MIDDLESEX - The transformation of Reading Center into a smart-growth district continued earlier this month after town officials approved a much downscaled redevelopment of the old Reading Chronicle property off Main Street.
At the outset of this month, Reading’s Community Planning and Development Commission (CPDC) okayed the demolition of the historic 4,600 square foot building at 531 Main St. by the corner of Chaplin Avenue.
The unanimous CPDC vote, which capped off nearly eight-months of deliberations over the state-encouraged “40R” proposal, marks the third smart growth approval for the downtown area since 2017.
Local developer Saverio Fulciniti, representing Middleton-based ownership group ACG RE Reading LLC, has through local attorney Chris Latham outlined plans to erect a new three-story building with seven two-bedroom apartments and a small Main Street commercial suite on the Reading Center site.
Facing Main Street, the commercial component will comprise approximately 600 square feet of space. Though a tenant has not yet been identified, the development team says a retailer or restauranteur is most likely to move there.
Parking will be located in garage that is built into the hilly terrain of Chaplin Avenue. By using the small .13-acre lot’s topography to their advantage, development designers intend to create the impression for Main Street observers that the edifice is just two-stories high.
The final plan okayed by town officials earlier this month stands in stark contrast to an original proposal to construct a four-story structure containing 19 dwelling units and standing nearly 57-feet tall.
As Latham explained to CPDC members earlier this month, after town officials and downtown abutters last summer rattled off a host of concerns about the initial plan, which would have also included more than 1,000 square feet of commercial space and a fully mechanized parking garage, his client has made significant concessions.
“Obviously, there’s been some pretty significant changes since the last time we were before this board,” said the local lawyer.
After facing criticism from abutters about building aesthetics and potential traffic and parking issues, the Middletown ownership group had introduced a compromised version last November that included only 12 housing units.
However, CPDC representatives, feeling the development would still dwarf neighboring properties in being one of the tallest buildings in the downtown area, again asked for the developer to go back to the drawing board. Several concerns were also raised with the mechanized “City Lift” garage system, which would have automatically stacked cars into undersized parking spaces after residents pulled into a bay area off of Chaplin Avenue.
“The building height is now dropped so it’s in compliance with the zoning bylaw,” Latham explained during a virtual hearing in early February. “It’s actually below the 45-feet that’s allowed for a multi-family with a commercial use on the first floor.”
“The number of units have also dropped down to seven. We’re still maintaining a commercial space with 603 square feet,” the development team spokesman continued. “The ‘City Lift’ parking system has been removed [and the garage has been] reverted to nine parking spaces.”

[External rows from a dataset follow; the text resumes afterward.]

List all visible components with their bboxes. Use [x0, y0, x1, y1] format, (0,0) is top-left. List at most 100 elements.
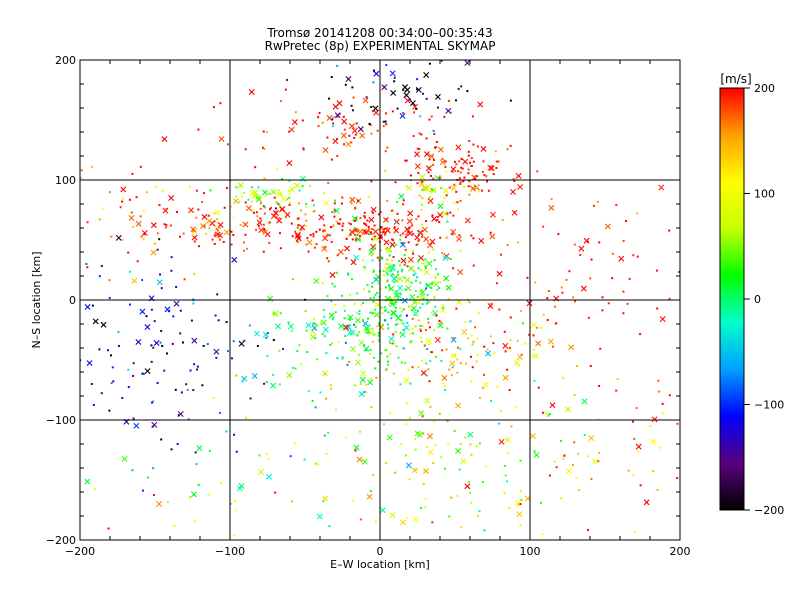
data-point — [409, 332, 412, 335]
data-point — [175, 285, 178, 288]
data-point — [192, 388, 195, 391]
data-point — [509, 316, 512, 319]
data-point-x — [133, 422, 140, 429]
data-point — [456, 494, 459, 497]
data-point — [170, 256, 173, 259]
data-point — [403, 328, 406, 331]
data-point — [470, 501, 473, 504]
data-point — [247, 198, 250, 201]
data-point — [241, 195, 244, 198]
data-point — [329, 343, 332, 346]
data-point-x — [349, 329, 356, 336]
data-point — [404, 454, 407, 457]
data-point — [571, 464, 574, 467]
data-point — [438, 319, 441, 322]
data-point — [268, 221, 271, 224]
data-point — [433, 133, 436, 136]
data-point-x — [390, 264, 397, 271]
data-point — [445, 194, 448, 197]
data-point — [510, 425, 513, 428]
data-point — [358, 238, 361, 241]
data-point — [300, 228, 303, 231]
data-point-x — [386, 434, 393, 441]
data-point — [393, 243, 396, 246]
data-point — [452, 267, 455, 270]
data-point — [345, 436, 348, 439]
data-point — [209, 189, 212, 192]
data-point — [140, 235, 143, 238]
data-point — [419, 115, 422, 118]
data-point-x — [651, 416, 658, 423]
data-point-x — [188, 207, 195, 214]
data-point — [385, 349, 388, 352]
data-point — [589, 277, 592, 280]
data-point-x — [255, 196, 262, 203]
data-point — [208, 227, 211, 230]
data-point — [307, 390, 310, 393]
data-point — [265, 381, 268, 384]
data-point-x — [248, 88, 255, 95]
data-point — [398, 293, 401, 296]
data-point — [182, 341, 185, 344]
data-point — [540, 501, 543, 504]
colorbar-label: [m/s] — [720, 72, 751, 86]
data-point — [404, 159, 407, 162]
data-point — [424, 265, 427, 268]
data-point — [385, 64, 388, 67]
data-point — [542, 313, 545, 316]
data-point — [203, 192, 206, 195]
data-point — [353, 136, 356, 139]
data-point-x — [449, 360, 456, 367]
data-point — [117, 345, 120, 348]
data-point — [160, 287, 163, 290]
data-point-x — [276, 217, 283, 224]
data-point-x — [261, 189, 268, 196]
data-point — [415, 107, 418, 110]
data-point — [384, 150, 387, 153]
data-point — [436, 177, 439, 180]
data-point — [276, 202, 279, 205]
data-point — [442, 382, 445, 385]
data-point-x — [367, 379, 374, 386]
data-point — [421, 197, 424, 200]
data-point — [139, 165, 142, 168]
data-point — [165, 226, 168, 229]
data-point — [451, 366, 454, 369]
data-point — [467, 480, 470, 483]
data-point — [86, 221, 89, 224]
data-point-x — [405, 462, 412, 469]
data-point — [598, 451, 601, 454]
data-point — [381, 312, 384, 315]
data-point — [417, 260, 420, 263]
data-point — [649, 425, 652, 428]
data-point-x — [368, 216, 375, 223]
data-point-x — [150, 222, 157, 229]
data-point — [636, 212, 639, 215]
data-point — [388, 287, 391, 290]
data-point — [401, 268, 404, 271]
data-point — [341, 356, 344, 359]
data-point — [372, 269, 375, 272]
data-point-x — [413, 151, 420, 158]
data-point-x — [568, 344, 575, 351]
data-point — [428, 158, 431, 161]
data-point — [370, 180, 373, 183]
data-point — [390, 274, 393, 277]
data-point — [592, 204, 595, 207]
data-point — [622, 239, 625, 242]
data-point — [127, 368, 130, 371]
data-point — [197, 484, 200, 487]
data-point — [425, 302, 428, 305]
data-point — [402, 308, 405, 311]
data-point — [374, 293, 377, 296]
data-point — [363, 222, 366, 225]
data-point — [211, 238, 214, 241]
data-point — [160, 329, 163, 332]
data-point — [458, 234, 461, 237]
data-point-x — [480, 145, 487, 152]
data-point — [393, 226, 396, 229]
data-point-x — [162, 207, 169, 214]
data-point — [384, 319, 387, 322]
data-point — [391, 273, 394, 276]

Long the home of a Middlesex East sister publication, the new project will be dubbed, “The Chronicle” in a nod towards the property’s historical use as the headquarters for the town’s newspaper-of-record.
Dating back to 1932, the stucco building, which at 4,600 square feet occupies much of the overall 5,600 square foot lot, had also once served as an auto dealership. The family-run newspaper chain, which acquired the property in 1967, sold the Reading Center property back in August of 2018 for $599,000.
The site is now owned by a real-estate holding company managed by Middleton resident and electrical contractor Antonio Grieco, according to records maintained by Reading’s assessor’s office and Secretary of State William Galvin.
In an economic development initiative first unveiled by former Governor Mitt Romney back in 2004, special smart-growth or 40R zoning districts like the one created by Reading Center aim to cluster denser housing projects near downtown areas and public transportation hubs.
To encourage that building trend, state officials will contribute roughly $75,000 to towns that establish a 40R district, while other financial incentives - such as a one-time $3,000 per unit payment - are hinged upon the future creation of new housing in the zones.
Proponents of smart-growth districts say the special overlay zones when utilized properly cut-back on urban sprawl, reduce local traffic by placing residents near restaurants, grocers, and other retailers, and tend to attract young professionals and first-time homebuyers. Supporters say the zones also promote public transportation, because MBTA bus routes and commuter rails across the state tend to stop right in community centers.
To date 40R petitions approved by Reading's CPCD include the Postmark Square project off of Haven Street. As the name suggests, the redevelopment replaces an old post office with a new four-story building.
Standing 64-feet tall and containing 8,500 square feet of ground-level retail space, the Postmark Square complex will be topped by 50 condominiums.
Reading has also okayed the redevelopment of the old EMARC building off of Gould Street, where a new four-story building, containing 3,500 square feet of ground-level commercial space and 55 apartments, is planned.